You say being pronounced clinically dead doesn't really mean much these days. So what does it mean? There are two levels of being dead?
People are routinely made to be "clinically dead" during operations, and they don't even get a death certificate from it.
As for 2 levels, I'm not sure.
I would say a more appropriate definition is needed, especially if you want to view humanity as a machine like a computer.
With a computer we can happily turn it off and then turn it back on later. At what point would it be considered "dead"?
That would be when it can't start any more. But in some cases, even that can be repaired.
But the important point is that no one has been able to report an experience while they are dead. They can only report it while they are alive, and that raises the question of if they were really dead and if brain function had really ceased, and if that experience occurred while they were dead, or their brain just filled in the gaps.
with possible exception to Jesus.
Lets leave fantasy out of this.
If you want to include Jesus, you may as well include Harry Potter.
What if clinical death is just another way of saying first stage dying? What if consciousness disengaging from the physical body occurs during clinical death, but like clinical death, is reversible? That would mean once the person enters biological death, that disengagement is permanent.
You can speculate about a lot of things. But all that speculation does is call into question the evidence.
What if it isn't?
What if the consciousness doesn't disengage from the body at all until permanent death, at which point it ceases to exist?
How do you know these reports of experiences and consciousness outside the body while clinically dead, suffer from severe reporting bias?
Because unless you are conducting a study to actually discover them, you will naturally have reporting bias.
The less likely an occurrence, the more likely you are to suffer from reporting bias.
Which makes the better story, that someone was clinically dead on the operating table, but was revived without further complication and reported no out of body or near death experience; vs someone died on the operating table, left their body and observed the operation being performed on them.
If you are going based upon anecdotal accounts or reports in the news, there will almost always be reporting bias as they will pick the stories that they think are newsworthy of interesting or that will get them views.
The default is that there is reporting bias or selection bias. And when making a scientific study, you need to consider how you avoid that.
You're being lazy, Jack.
I would say what is being lazy is claiming that there are these reports and examples, without providing any.
So where are these reports/studies/examples?
How did they deal with reporting bias or selection bias?
in the literature I was referring to, if you can find any.
The issue is finding the literature you are referring to.
As for religion, instead of focussing on the differences, look for the common threads.
The differences are what demonstrate that they cannot all be true, that at least a large portion is invention and raises significant doubts about any being true.
The common threads are likely things which are obvious (for example, all involve humans, and humans exist), and things which people were craving at the time, or which were needed for the religion to work.
For example, most will have some kind of afterlife, because people feared death. This helps tie into the control, especially with religions like Christianity where obeying the evil tyrant gives you a "better" afterlife. But look at the afterlives you get. They are vastly different. Some have reincarnation. Some have a heaven and hell (or a heaven and annihilation), some just have swimming around in a pool.
Most will refer to a higher power or being, because why would you just obey some random, long dead person?

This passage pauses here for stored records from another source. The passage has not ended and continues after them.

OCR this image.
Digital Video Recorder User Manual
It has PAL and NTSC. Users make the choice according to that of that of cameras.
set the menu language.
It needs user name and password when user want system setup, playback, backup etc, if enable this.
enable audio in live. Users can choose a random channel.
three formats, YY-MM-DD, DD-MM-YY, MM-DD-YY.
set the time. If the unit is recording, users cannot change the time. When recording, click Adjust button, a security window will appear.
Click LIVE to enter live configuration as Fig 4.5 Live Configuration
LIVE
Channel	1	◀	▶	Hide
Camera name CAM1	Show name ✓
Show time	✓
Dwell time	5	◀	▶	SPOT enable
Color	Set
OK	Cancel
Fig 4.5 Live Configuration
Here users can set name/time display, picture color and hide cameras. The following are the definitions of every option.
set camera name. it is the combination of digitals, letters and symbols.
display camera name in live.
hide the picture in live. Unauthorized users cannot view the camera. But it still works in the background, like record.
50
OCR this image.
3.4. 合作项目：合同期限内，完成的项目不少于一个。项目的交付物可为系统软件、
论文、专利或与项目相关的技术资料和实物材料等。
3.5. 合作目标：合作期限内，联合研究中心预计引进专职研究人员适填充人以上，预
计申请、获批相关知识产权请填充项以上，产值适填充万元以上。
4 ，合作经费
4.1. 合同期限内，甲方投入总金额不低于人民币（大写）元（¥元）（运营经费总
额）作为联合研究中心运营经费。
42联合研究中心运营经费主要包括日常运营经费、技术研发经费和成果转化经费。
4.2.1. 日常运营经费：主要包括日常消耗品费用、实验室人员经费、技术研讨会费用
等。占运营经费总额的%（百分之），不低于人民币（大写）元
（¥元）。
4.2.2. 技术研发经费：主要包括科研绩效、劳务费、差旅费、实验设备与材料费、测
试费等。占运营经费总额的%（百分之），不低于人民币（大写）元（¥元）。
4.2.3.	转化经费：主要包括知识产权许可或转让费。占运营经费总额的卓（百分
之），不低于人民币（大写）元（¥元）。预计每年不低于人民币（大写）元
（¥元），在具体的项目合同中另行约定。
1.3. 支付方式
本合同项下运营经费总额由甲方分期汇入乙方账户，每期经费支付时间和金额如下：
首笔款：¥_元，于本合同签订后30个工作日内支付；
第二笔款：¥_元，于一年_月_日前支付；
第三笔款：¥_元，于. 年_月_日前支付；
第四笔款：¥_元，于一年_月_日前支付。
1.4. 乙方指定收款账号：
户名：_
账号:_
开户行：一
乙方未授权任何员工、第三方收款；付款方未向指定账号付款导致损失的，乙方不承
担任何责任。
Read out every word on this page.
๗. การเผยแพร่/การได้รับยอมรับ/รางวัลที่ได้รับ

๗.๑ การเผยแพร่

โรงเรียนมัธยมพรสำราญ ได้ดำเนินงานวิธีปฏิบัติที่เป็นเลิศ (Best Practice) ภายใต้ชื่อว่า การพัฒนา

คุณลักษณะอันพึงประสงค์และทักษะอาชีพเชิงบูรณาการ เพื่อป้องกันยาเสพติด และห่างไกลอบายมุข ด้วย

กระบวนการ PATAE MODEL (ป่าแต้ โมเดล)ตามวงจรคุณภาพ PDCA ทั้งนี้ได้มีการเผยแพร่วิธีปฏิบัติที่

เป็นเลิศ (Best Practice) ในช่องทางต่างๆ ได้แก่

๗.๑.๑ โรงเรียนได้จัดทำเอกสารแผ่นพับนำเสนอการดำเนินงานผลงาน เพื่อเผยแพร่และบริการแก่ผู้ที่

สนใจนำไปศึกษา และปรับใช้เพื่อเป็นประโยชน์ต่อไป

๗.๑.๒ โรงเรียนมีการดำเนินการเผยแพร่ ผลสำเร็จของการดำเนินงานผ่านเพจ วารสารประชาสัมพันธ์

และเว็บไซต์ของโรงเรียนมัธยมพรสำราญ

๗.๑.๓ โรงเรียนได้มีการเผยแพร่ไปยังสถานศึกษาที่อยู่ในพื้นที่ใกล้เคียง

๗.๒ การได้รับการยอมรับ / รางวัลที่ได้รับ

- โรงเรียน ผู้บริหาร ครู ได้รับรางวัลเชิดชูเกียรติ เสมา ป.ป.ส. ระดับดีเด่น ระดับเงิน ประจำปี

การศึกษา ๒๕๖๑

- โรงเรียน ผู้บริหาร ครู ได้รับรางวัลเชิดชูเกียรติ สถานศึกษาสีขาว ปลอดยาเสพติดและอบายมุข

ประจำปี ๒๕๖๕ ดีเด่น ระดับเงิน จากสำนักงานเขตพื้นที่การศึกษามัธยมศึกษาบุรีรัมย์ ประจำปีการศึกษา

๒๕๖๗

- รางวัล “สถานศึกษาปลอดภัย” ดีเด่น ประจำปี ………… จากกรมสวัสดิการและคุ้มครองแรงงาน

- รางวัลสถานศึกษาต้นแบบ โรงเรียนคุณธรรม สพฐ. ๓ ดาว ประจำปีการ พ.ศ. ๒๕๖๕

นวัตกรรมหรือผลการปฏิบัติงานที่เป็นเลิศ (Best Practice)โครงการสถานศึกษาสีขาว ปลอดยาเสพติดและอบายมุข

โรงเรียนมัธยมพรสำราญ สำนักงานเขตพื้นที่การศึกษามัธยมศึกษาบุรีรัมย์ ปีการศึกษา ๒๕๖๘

By appealing to a higher being who allegedly created you or Earth, or even just one vastly more powerful than you, it provides an attempt at a reason to obey.
The "prophet" it isn't just saying "Hey I think you should do this." Instead it is saying "This god created you and is telling you to do this."
This also gives them an excuse for how they obtained this divine "knowledge" (including "knowledge" of the afterlife) and why you should obey/trust them, such as being hand picked by this higher power.
And of course they will claim it helps you live a better life. How many followers do you think they would get if they said it tells you how to live your life worse?
Look at all the people claiming Earth is flat, that 9/11 was an inside job, that the moon landings were fake, that free energy is real, and so on. How many of them share claims of a conspiracy that the government is trying to stop the truth from getting out? How many of them share claims that people have been killed by the government to stop that "truth" from getting out?
Does that mean we should believe there are actually conspiracies and the government is out hunting "normal" people, killing these people to stop the truth getting out?